Kevin Garner is a man who loses his job, his marriage, and his footing all at once. A stranger called the Benefactor offers him power and demands his loyalty. Kevin says no. The Benefactor punishes him by exiling him into a dystopian parallel world where the only path home runs through faith. The film wants to be a sci-fi retelling of the Book of Job, but it spends so much energy explaining its multiverse mechanics that it forgets to dramatize the suffering that makes Job matter.
Kristoffer Polaha plays Kevin with earnest weariness and little variation. He suffers, he prays, and he resists, but the script gives him the same note to play in every scene. Neal McDonough plays the Benefactor with cold menace and a fixed grin. He is the most alive thing on screen, and the film knows it, leaning on him whenever the energy sags. Elizabeth Tabish brings warmth to Molly, Kevin’s wife, in flashbacks that carry more feeling than the present-day plot. Sean Astin appears as Gabriel and Jason Marsden voices Cyrus, but neither gets enough room to register.
Brock Heasley writes and directs from his own short film, and the seams show. He stages the alternate world in muddy grays and amber tones that signal dystopia without building it. The editing cuts between timelines and realities with a literalism that drains tension, explaining each jump instead of trusting the audience to follow. The score swells on cue and tells you exactly how to feel in moments the writing has not earned. Heasley reaches for the grandeur of a metaphysical thriller and lands on a series of conversations in dim rooms.

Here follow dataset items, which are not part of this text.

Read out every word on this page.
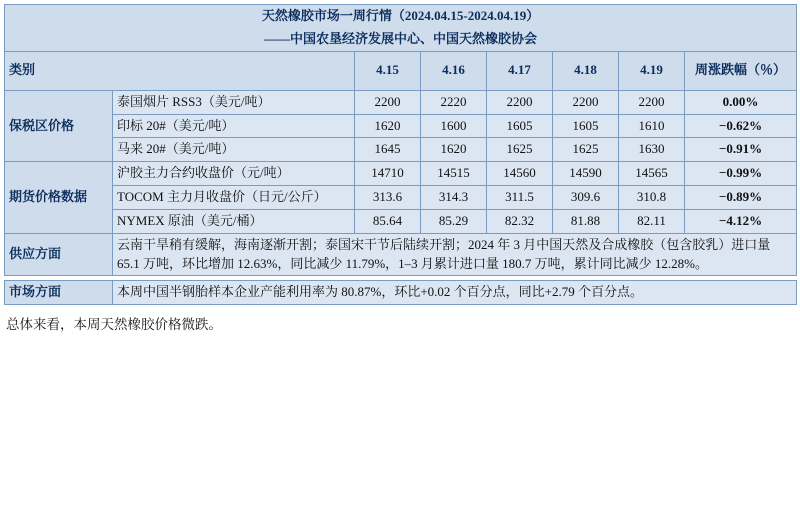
天然橡胶市场一周行情（2024.04.15-2024.04.19）							
——中国农垦经济发展中心、中国天然橡胶协会							
类别		4.15	4.16	4.17	4.18	4.19	周涨跌幅（％）
保税区价格	泰国烟片 RSS3（美元/吨）	2200	2220	2200	2200	2200	0.00%
	印标 20#（美元/吨）	1620	1600	1605	1605	1610	−0.62%
	马来 20#（美元/吨）	1645	1620	1625	1625	1630	−0.91%
期货价格数据	沪胶主力合约收盘价（元/吨）	14710	14515	14560	14590	14565	−0.99%
	TOCOM 主力月收盘价（日元/公斤）	313.6	314.3	311.5	309.6	310.8	−0.89%
	NYMEX 原油（美元/桶）	85.64	85.29	82.32	81.88	82.11	−4.12%
供应方面	云南干旱稍有缓解，海南逐渐开割；泰国宋干节后陆续开割；2024 年 3 月中国天然及合成橡胶（包含胶乳）进口量 65.1 万吨，环比增加 12.63%，同比减少 11.79%，1–3 月累计进口量 180.7 万吨，累计同比减少 12.28%。						

市场方面	本周中国半钢胎样本企业产能利用率为 80.87%，环比+0.02 个百分点，同比+2.79 个百分点。						
总体来看，本周天然橡胶价格微跌。
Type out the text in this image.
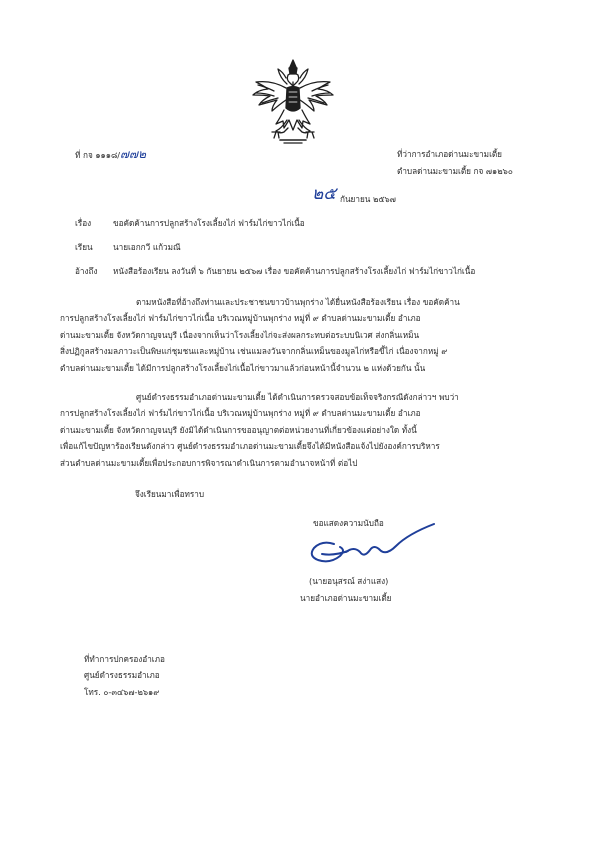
ที่ กจ ๑๑๑๘/๗๗๒	ที่ว่าการอำเภอด่านมะขามเตี้ย
ตำบลด่านมะขามเตี้ย กจ ๗๑๒๖๐
๒๕ กันยายน ๒๕๖๗
เรื่อง	ขอคัดค้านการปลูกสร้างโรงเลี้ยงไก่ ฟาร์มไก่ขาวไก่เนื้อ
เรียน นายเอกกวี แก้วมณี
อ้างถึง หนังสือร้องเรียน ลงวันที่ ๖ กันยายน ๒๕๖๗ เรื่อง ขอคัดค้านการปลูกสร้างโรงเลี้ยงไก่ ฟาร์มไก่ขาวไก่เนื้อ
ตามหนังสือที่อ้างถึงท่านและประชาชนขาวบ้านพุกร่าง ได้ยื่นหนังสือร้องเรียน เรื่อง ขอคัดค้าน
การปลูกสร้างโรงเลี้ยงไก่ ฟาร์มไก่ขาวไก่เนื้อ บริเวณหมู่บ้านพุกร่าง หมู่ที่ ๙ ตำบลด่านมะขามเตี้ย อำเภอ
ด่านมะขามเตี้ย จังหวัดกาญจนบุรี เนื่องจากเห็นว่าโรงเลี้ยงไก่จะส่งผลกระทบต่อระบบนิเวศ ส่งกลิ่นเหม็น
สิ่งปฏิกูลสร้างมลภาวะเป็นพิษแก่ชุมชนและหมู่บ้าน เช่นแมลงวันจากกลิ่นเหม็นของมูลไก่หรือขี้ไก่ เนื่องจากหมู่ ๙
ตำบลด่านมะขามเตี้ย ได้มีการปลูกสร้างโรงเลี้ยงไก่เนื้อไก่ขาวมาแล้วก่อนหน้านี้จำนวน ๒ แห่งด้วยกัน นั้น
ศูนย์ดำรงธรรมอำเภอด่านมะขามเตี้ย ได้ดำเนินการตรวจสอบข้อเท็จจริงกรณีดังกล่าวฯ พบว่า
การปลูกสร้างโรงเลี้ยงไก่ ฟาร์มไก่ขาวไก่เนื้อ บริเวณหมู่บ้านพุกร่าง หมู่ที่ ๙ ตำบลด่านมะขามเตี้ย อำเภอ
ด่านมะขามเตี้ย จังหวัดกาญจนบุรี ยังมิได้ดำเนินการขออนุญาตต่อหน่วยงานที่เกี่ยวข้องแต่อย่างใด ทั้งนี้
เพื่อแก้ไขปัญหาร้องเรียนดังกล่าว ศูนย์ดำรงธรรมอำเภอด่านมะขามเตี้ยจึงได้มีหนังสือแจ้งไปยังองค์การบริหาร
ส่วนตำบลด่านมะขามเตี้ยเพื่อประกอบการพิจารณาดำเนินการตามอำนาจหน้าที่ ต่อไป
จึงเรียนมาเพื่อทราบ
ขอแสดงความนับถือ
(นายอนุสรณ์ สง่าแสง)
นายอำเภอด่านมะขามเตี้ย
ที่ทำการปกครองอำเภอ
ศูนย์ดำรงธรรมอำเภอ
โทร. ๐-๓๔๖๗-๒๖๑๙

The premise has real weight buried inside it. A man tested by an indifferent power, asked to choose belief over comfort, is a story worth telling. Heasley keeps reaching for that story and keeps getting tangled in his own machinery. The Shift confuses world-building for drama and mistakes a clear theology for a compelling one. It states its faith plainly and forgets to make you feel the cost of holding it.